Unwillkürlich musste er an Kafkas berühmte Geschichte Die Verwandlung denken, in der Gregor Samsa eines Morgens aufwacht und merkt, „zu einem ungeheuren Ungeziefer“ verwandelt zu sein. Nach Kafkas Beschreibung dieses „ungeheuren Ungeziefers“ handelte es sich um einen riesigen Käfer. Lotterschreck, der ebenso wie vor Ameisen und Bienen auch vor Käfern großen Respekt hatte und schon das eine oder andere Mal einen Käfer, der ihm im Park über den Weg lief, höflich angesprochen hatte, – zum Beispiel: „Sie sind aber ein Prachtexemplar von einem Geotrupes stercorarius, gemeinhin Mistkäfer genannt!“ -, versuchte nachzuempfinden, wie es sich anfühlen würde, zu einem Käfer verwandelt zu sein. Um dies besser nachempfinden zu können, kroch er auf dem schon ziemlich abgewetzten Teppich in seinem Wohnzimmer herum. Er musste aber sofort einsehen, dass er als Abkömmling der Affen absolut ungeeignet zum Käfer war und es auch niemals schaffen würde, sich voll und ganz in die Existenz eines Käfers hineinfühlen zu können, was er als ein echtes Manko empfand. Sich in einen Affen hinein zu fühlen, das schien ihm viel eher möglich zu sein, da man von den Affen abstammte und nicht nur im Aussehen, sondern auch im Verhalten noch viel Äffisches an sich hatte.

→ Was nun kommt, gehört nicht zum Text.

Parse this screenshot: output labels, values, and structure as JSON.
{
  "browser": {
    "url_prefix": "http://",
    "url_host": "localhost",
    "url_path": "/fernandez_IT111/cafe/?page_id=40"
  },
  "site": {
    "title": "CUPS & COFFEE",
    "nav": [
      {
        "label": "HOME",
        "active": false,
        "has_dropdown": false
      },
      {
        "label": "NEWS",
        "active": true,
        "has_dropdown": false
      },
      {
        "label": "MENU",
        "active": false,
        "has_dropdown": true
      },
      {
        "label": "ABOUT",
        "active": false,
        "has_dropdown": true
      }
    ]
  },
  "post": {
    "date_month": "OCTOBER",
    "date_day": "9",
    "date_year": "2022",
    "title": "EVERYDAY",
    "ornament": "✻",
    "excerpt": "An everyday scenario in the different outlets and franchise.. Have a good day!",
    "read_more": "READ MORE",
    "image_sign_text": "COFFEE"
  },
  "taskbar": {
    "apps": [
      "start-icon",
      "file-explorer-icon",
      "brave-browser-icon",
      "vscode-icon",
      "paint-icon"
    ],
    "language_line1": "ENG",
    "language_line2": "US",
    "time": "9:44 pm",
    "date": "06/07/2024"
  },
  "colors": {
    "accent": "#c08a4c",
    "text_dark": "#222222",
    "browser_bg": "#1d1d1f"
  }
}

Wenn Lotterschreck sich in der Öffentlichkeit aufhielt, schienen ihm manchmal die Leute, denen er begegnete, bekleidete Affen mit Schuhen zu sein, die sich jederzeit mit äffischer Hingabe am Hintern oder am Kopf kratzen könnten und kreischende Laute von sich geben könnten. Manche schienen auch Mühe mit dem aufrechten Gang zu haben, aber nicht nur Besoffene, sondern auch Stocknüchterne, die sich stocksteif bewegten, sodass man befürchten musste, dass sie bei einer etwas stärken Windböe sofort umfallen würden, oder – grober ausgedrückt – auf die Schnauze fallen würden.

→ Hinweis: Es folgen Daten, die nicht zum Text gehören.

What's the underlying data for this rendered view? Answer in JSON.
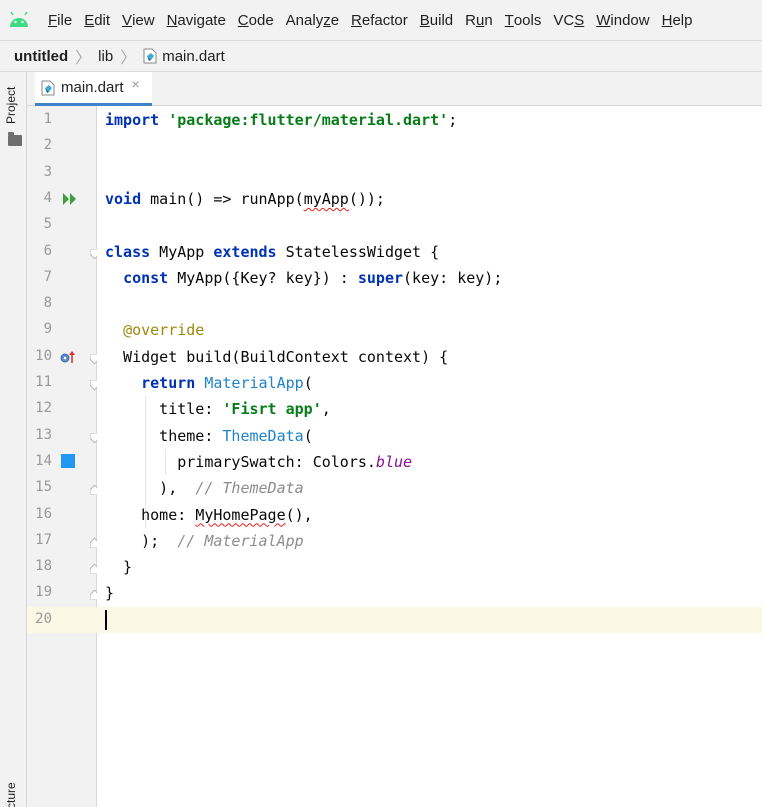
{
  "menubar": {
    "items": [
      {
        "pre": "",
        "mn": "F",
        "post": "ile"
      },
      {
        "pre": "",
        "mn": "E",
        "post": "dit"
      },
      {
        "pre": "",
        "mn": "V",
        "post": "iew"
      },
      {
        "pre": "",
        "mn": "N",
        "post": "avigate"
      },
      {
        "pre": "",
        "mn": "C",
        "post": "ode"
      },
      {
        "pre": "Analy",
        "mn": "z",
        "post": "e"
      },
      {
        "pre": "",
        "mn": "R",
        "post": "efactor"
      },
      {
        "pre": "",
        "mn": "B",
        "post": "uild"
      },
      {
        "pre": "R",
        "mn": "u",
        "post": "n"
      },
      {
        "pre": "",
        "mn": "T",
        "post": "ools"
      },
      {
        "pre": "VC",
        "mn": "S",
        "post": ""
      },
      {
        "pre": "",
        "mn": "W",
        "post": "indow"
      },
      {
        "pre": "",
        "mn": "H",
        "post": "elp"
      }
    ]
  },
  "breadcrumb": {
    "project": "untitled",
    "folder": "lib",
    "file": "main.dart",
    "separator": "〉"
  },
  "toolwindows": {
    "left_top": "Project",
    "left_bottom": "Structure"
  },
  "tabs": [
    {
      "label": "main.dart",
      "close": "×"
    }
  ],
  "editor": {
    "current_line": 20,
    "line_numbers": [
      "1",
      "2",
      "3",
      "4",
      "5",
      "6",
      "7",
      "8",
      "9",
      "10",
      "11",
      "12",
      "13",
      "14",
      "15",
      "16",
      "17",
      "18",
      "19",
      "20"
    ],
    "lines": [
      [
        {
          "t": "import",
          "c": "kw"
        },
        {
          "t": " "
        },
        {
          "t": "'package:flutter/material.dart'",
          "c": "str"
        },
        {
          "t": ";"
        }
      ],
      [],
      [],
      [
        {
          "t": "void",
          "c": "kw"
        },
        {
          "t": " main() => runApp("
        },
        {
          "t": "myApp",
          "c": "squig"
        },
        {
          "t": "());"
        }
      ],
      [],
      [
        {
          "t": "class",
          "c": "kw"
        },
        {
          "t": " MyApp "
        },
        {
          "t": "extends",
          "c": "kw"
        },
        {
          "t": " StatelessWidget {"
        }
      ],
      [
        {
          "t": "  "
        },
        {
          "t": "const",
          "c": "kw"
        },
        {
          "t": " MyApp({Key? key}) : "
        },
        {
          "t": "super",
          "c": "kw"
        },
        {
          "t": "(key: key);"
        }
      ],
      [],
      [
        {
          "t": "  "
        },
        {
          "t": "@override",
          "c": "ann"
        }
      ],
      [
        {
          "t": "  Widget build(BuildContext context) {"
        }
      ],
      [
        {
          "t": "    "
        },
        {
          "t": "return",
          "c": "kw"
        },
        {
          "t": " "
        },
        {
          "t": "MaterialApp",
          "c": "cls"
        },
        {
          "t": "("
        }
      ],
      [
        {
          "t": "      title: "
        },
        {
          "t": "'Fisrt app'",
          "c": "str"
        },
        {
          "t": ","
        }
      ],
      [
        {
          "t": "      theme: "
        },
        {
          "t": "ThemeData",
          "c": "cls"
        },
        {
          "t": "("
        }
      ],
      [
        {
          "t": "        primarySwatch: Colors."
        },
        {
          "t": "blue",
          "c": "ital"
        }
      ],
      [
        {
          "t": "      ),  "
        },
        {
          "t": "// ThemeData",
          "c": "cmt"
        }
      ],
      [
        {
          "t": "    home: "
        },
        {
          "t": "MyHomePage",
          "c": "squig"
        },
        {
          "t": "(),"
        }
      ],
      [
        {
          "t": "    );  "
        },
        {
          "t": "// MaterialApp",
          "c": "cmt"
        }
      ],
      [
        {
          "t": "  }"
        }
      ],
      [
        {
          "t": "}"
        }
      ],
      []
    ]
  },
  "colors": {
    "keyword": "#0033b3",
    "string": "#067d17",
    "class_ref": "#1f83cc",
    "comment": "#8c8c8c",
    "annotation": "#9e880d",
    "static_field": "#871094",
    "error_underline": "#e0201d",
    "current_line_bg": "#fcf8e6",
    "color_swatch_blue": "#2196f3",
    "run_icon": "#3e9f3e",
    "android_logo": "#3ddc84",
    "tab_underline": "#4083c9"
  },
  "gutter_icons": [
    {
      "line": 4,
      "name": "run-icon"
    },
    {
      "line": 10,
      "name": "override-icon"
    },
    {
      "line": 14,
      "name": "color-swatch-icon"
    }
  ]
}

Und unter all diesen Zeitgenossen und -genossinnen war man einsam, ja selbst im dichtesten Gedränge war man einsam. Kein Schwein interessierte sich für einen, so wie man sich umgekehrt ebenfalls für kein Schwein interessierte, zumal man noch dazu Vegetarier oder noch schlimmer Veganer war. Ja früher, als man noch ein junger Spund war, dem der Saft aus allen Poren quoll, da lebte man von Luft und Liebe. Aber jetzt als älterer Mann, dem seine letzte Freundin davongelaufen war, da sie ihn nicht mehr ertragen hatte, wovon sollte man da noch leben können? Man war nicht nur äußerlich vereinsamt, zumindest was den Kontakt mit den sogenannten Mitmenschen betraf, sondern auch innerlich vereinsamt. Lotterschreck spürte dies besonders, wenn er nachts an seinem Laptop saß und irgendetwas einigermaßen Zusammenhängendes zu schreiben versuchte. Da spürte er diese ungeheure Leere im Weltall, für das er nicht einmal ein Pünktchen war, für das er de facto gar nicht existierte. Wozu also noch schreiben, dachte er sich dann. Er war ja schon in der Gegenwart nahezu in Vergessenheit geraten und konnte sich selbst nur noch mühsam daran erinnern, dass er offensichtlich noch existierte. Aber nicht mehr lange, sagte er sich. Dieser Gedanke hatte etwas Beruhigendes für ihn. Er konnte die Leute nicht verstehen, die Angst vor dem Tod, vor dem Erlöschen für immer hatten. Für ihn war der Tod eher eine Erlösung, die eigentliche Erlösung, die einzige Erlösung, die es überhaupt gab.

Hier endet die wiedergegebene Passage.